P3D-Bench: Benchmarking MLLMs for Parametric 3D Generation and Structural Reasoning

Multimodal large language models can write code to produce complex programs as well as use programs to do 3D modeling, which opens up a new avenue for 3D generation powered by their priors, world knowledge and reasoning. Yet existing benchmarks rarely evaluate 3D modeling through code. Such modeling demands more than runnable code: from a text or visual specification, a model must generate a parametric 3D program that is geometrically precise, semantically aligned and assembly-consistent. We introduce P3D-Bench, a benchmark for parametric 3D generation. Unlike a 3D mesh, a parametric 3D program exposes explicit dimensions, construction operations and part relations, revealing whether a model recovers a design's structure, not just its appearance. Under a unified protocol, P3D-Bench covers three task families (Text-to-3D, Image-to-3D and Assembly-3D) and scores each output for executability, geometric fidelity, topology, text-grounded constraints, multiview semantic alignment and part-level structure.
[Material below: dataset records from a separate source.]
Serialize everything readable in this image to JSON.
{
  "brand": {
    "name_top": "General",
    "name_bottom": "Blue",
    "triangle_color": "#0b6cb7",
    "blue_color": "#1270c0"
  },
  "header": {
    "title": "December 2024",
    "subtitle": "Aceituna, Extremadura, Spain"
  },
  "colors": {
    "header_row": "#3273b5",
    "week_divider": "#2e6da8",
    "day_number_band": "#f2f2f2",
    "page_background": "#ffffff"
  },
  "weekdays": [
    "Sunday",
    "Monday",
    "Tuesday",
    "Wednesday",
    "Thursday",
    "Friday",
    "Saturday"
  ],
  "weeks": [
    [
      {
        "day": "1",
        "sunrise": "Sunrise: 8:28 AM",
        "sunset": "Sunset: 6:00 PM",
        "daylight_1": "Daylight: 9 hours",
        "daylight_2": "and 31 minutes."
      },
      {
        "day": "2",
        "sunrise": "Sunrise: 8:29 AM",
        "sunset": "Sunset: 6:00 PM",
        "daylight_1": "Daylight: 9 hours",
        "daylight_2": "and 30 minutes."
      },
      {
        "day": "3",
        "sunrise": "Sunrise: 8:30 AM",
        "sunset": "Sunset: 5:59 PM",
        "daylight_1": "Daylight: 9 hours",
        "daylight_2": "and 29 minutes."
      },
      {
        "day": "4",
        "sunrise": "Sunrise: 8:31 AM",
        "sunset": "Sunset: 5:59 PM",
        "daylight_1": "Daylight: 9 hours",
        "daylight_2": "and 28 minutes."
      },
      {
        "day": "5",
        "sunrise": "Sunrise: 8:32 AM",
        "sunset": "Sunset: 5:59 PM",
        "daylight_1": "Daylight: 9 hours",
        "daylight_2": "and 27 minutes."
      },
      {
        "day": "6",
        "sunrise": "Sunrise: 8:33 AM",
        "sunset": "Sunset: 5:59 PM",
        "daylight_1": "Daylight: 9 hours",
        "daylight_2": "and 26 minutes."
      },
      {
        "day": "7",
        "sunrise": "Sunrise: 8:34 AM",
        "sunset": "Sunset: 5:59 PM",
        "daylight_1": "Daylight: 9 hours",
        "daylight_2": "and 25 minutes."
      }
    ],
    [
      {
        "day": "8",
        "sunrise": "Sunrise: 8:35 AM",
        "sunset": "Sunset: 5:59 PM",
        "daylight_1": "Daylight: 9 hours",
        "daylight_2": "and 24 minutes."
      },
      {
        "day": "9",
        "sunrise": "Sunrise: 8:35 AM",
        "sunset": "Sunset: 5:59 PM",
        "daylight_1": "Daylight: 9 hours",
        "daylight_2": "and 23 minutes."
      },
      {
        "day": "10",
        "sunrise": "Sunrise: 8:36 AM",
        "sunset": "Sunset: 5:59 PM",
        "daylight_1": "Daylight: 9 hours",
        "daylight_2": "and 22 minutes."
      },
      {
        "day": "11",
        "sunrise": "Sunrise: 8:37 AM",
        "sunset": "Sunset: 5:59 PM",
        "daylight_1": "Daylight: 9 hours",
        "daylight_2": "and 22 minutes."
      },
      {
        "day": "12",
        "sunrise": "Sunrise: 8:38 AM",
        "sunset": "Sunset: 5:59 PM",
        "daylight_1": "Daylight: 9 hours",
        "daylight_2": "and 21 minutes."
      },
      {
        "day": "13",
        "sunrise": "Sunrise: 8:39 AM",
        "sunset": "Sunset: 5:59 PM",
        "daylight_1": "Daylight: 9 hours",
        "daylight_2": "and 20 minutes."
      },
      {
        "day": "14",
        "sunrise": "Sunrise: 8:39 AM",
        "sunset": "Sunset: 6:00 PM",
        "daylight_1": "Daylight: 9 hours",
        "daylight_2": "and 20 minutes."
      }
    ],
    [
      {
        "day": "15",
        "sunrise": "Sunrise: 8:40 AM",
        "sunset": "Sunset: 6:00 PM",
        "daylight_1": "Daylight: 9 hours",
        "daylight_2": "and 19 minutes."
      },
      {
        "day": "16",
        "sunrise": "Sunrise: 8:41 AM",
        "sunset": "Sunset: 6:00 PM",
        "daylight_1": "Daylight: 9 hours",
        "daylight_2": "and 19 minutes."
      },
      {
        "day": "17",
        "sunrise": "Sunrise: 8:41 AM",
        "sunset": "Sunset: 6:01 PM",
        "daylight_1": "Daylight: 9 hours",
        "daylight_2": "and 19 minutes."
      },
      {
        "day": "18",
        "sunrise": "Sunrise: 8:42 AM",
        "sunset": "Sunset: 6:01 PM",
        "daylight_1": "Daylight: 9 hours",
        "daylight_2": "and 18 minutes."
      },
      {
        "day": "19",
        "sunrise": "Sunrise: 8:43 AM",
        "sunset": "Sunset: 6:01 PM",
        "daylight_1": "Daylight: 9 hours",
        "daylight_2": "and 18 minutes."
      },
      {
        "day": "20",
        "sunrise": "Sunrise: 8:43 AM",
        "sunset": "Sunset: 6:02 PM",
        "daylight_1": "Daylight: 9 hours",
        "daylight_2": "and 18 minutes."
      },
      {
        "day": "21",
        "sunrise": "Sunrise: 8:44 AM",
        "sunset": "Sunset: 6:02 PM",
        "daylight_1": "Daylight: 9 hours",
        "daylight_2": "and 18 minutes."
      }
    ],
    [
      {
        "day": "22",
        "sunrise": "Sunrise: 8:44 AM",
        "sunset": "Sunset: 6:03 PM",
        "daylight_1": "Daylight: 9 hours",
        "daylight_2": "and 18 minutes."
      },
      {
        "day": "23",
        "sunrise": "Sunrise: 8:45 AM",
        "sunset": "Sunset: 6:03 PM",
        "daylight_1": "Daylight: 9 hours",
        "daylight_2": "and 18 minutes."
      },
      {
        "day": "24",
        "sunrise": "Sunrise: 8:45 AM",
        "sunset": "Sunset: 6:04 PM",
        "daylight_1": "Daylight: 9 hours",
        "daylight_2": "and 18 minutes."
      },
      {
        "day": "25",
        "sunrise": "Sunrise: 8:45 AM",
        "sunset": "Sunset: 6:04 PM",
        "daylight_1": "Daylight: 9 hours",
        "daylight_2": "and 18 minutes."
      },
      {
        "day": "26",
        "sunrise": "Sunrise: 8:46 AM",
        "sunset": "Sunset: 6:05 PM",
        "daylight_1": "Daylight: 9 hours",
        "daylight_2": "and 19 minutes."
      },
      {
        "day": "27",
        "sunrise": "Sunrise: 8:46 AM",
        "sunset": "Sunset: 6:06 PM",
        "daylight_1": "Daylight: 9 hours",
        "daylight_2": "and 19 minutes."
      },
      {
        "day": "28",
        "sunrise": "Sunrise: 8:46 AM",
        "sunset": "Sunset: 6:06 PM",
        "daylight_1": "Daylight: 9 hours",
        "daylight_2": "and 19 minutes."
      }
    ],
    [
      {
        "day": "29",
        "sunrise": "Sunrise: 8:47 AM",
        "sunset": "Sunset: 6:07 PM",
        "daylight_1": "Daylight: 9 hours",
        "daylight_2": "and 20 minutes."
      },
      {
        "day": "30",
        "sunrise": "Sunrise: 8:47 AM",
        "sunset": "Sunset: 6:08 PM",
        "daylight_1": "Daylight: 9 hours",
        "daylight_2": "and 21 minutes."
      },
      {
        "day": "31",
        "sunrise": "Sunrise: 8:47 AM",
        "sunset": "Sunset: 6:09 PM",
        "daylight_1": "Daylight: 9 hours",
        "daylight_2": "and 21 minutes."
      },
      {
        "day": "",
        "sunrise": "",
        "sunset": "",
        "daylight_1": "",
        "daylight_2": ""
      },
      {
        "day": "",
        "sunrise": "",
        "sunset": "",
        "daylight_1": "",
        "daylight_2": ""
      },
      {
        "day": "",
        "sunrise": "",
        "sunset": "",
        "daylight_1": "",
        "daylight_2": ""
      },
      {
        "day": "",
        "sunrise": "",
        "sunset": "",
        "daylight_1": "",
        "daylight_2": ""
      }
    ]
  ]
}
We evaluate frontier MLLMs and text-only LLMs on 400 text cases, 400 image cases and 203 annotated assemblies, with domain-specific models as reference points. Our extensive evaluation yields three findings. First, assemblies are the hardest setting, where models still fail to compose multiple parts into a coherent structure. Second, models can often recover the global shape and semantic identity of the target object, yet fail to reproduce the precise parametric geometry specified by the input. Third, part-level modeling remains weak on assemblies, where models recover neither the geometry of each part nor the right number of parts. These results position P3D-Bench as a benchmark for evaluating precise parametric geometry and part-level structure in parametric 3D generation.

翻译：多模态大语言模型能够编写代码以生成复杂程序，并利用程序进行三维建模，这为借助其先验知识、世界知识与推理能力的三维生成开辟了新途径。然而，现有基准测试鲜少通过代码评估三维建模能力。此类建模对代码的要求超越可执行性：模型需根据文本或视觉规范生成一个参数化三维程序，该程序需在几何上精确、语义上对齐且装配一致。我们提出P3D-Bench——一个面向参数化三维生成的基准测试。不同于三维网格，参数化三维程序显式暴露了尺寸、构造操作与零件关系，从而揭示模型是否恢复设计结构而不仅是外观。在统一协议下，P3D-Bench涵盖三类任务（文本到三维、图像到三维、装配到三维），并从可执行性、几何保真度、拓扑结构、文本约束对齐、多视图语义对齐及零件级结构等方面对各输出进行评分。我们在400个文本案例、400个图像案例及203个标注装配体上评估了前沿多模态大语言模型和纯文本大语言模型，并以领域专用模型作为参考基准。大规模评估揭示了三项发现：首先，装配任务是最具挑战的设置，模型仍难以将多个零件组合成连贯结构；其次，模型常能恢复目标物体的全局形状与语义身份，却难以再现输入所指定的精确参数化几何；最后，模型在装配场景中的零件级建模表现薄弱，既无法恢复各零件几何也无法准确识别零件数量。这些结果使P3D-Bench成为评估参数化三维生成中精确几何与零件级结构的重要基准。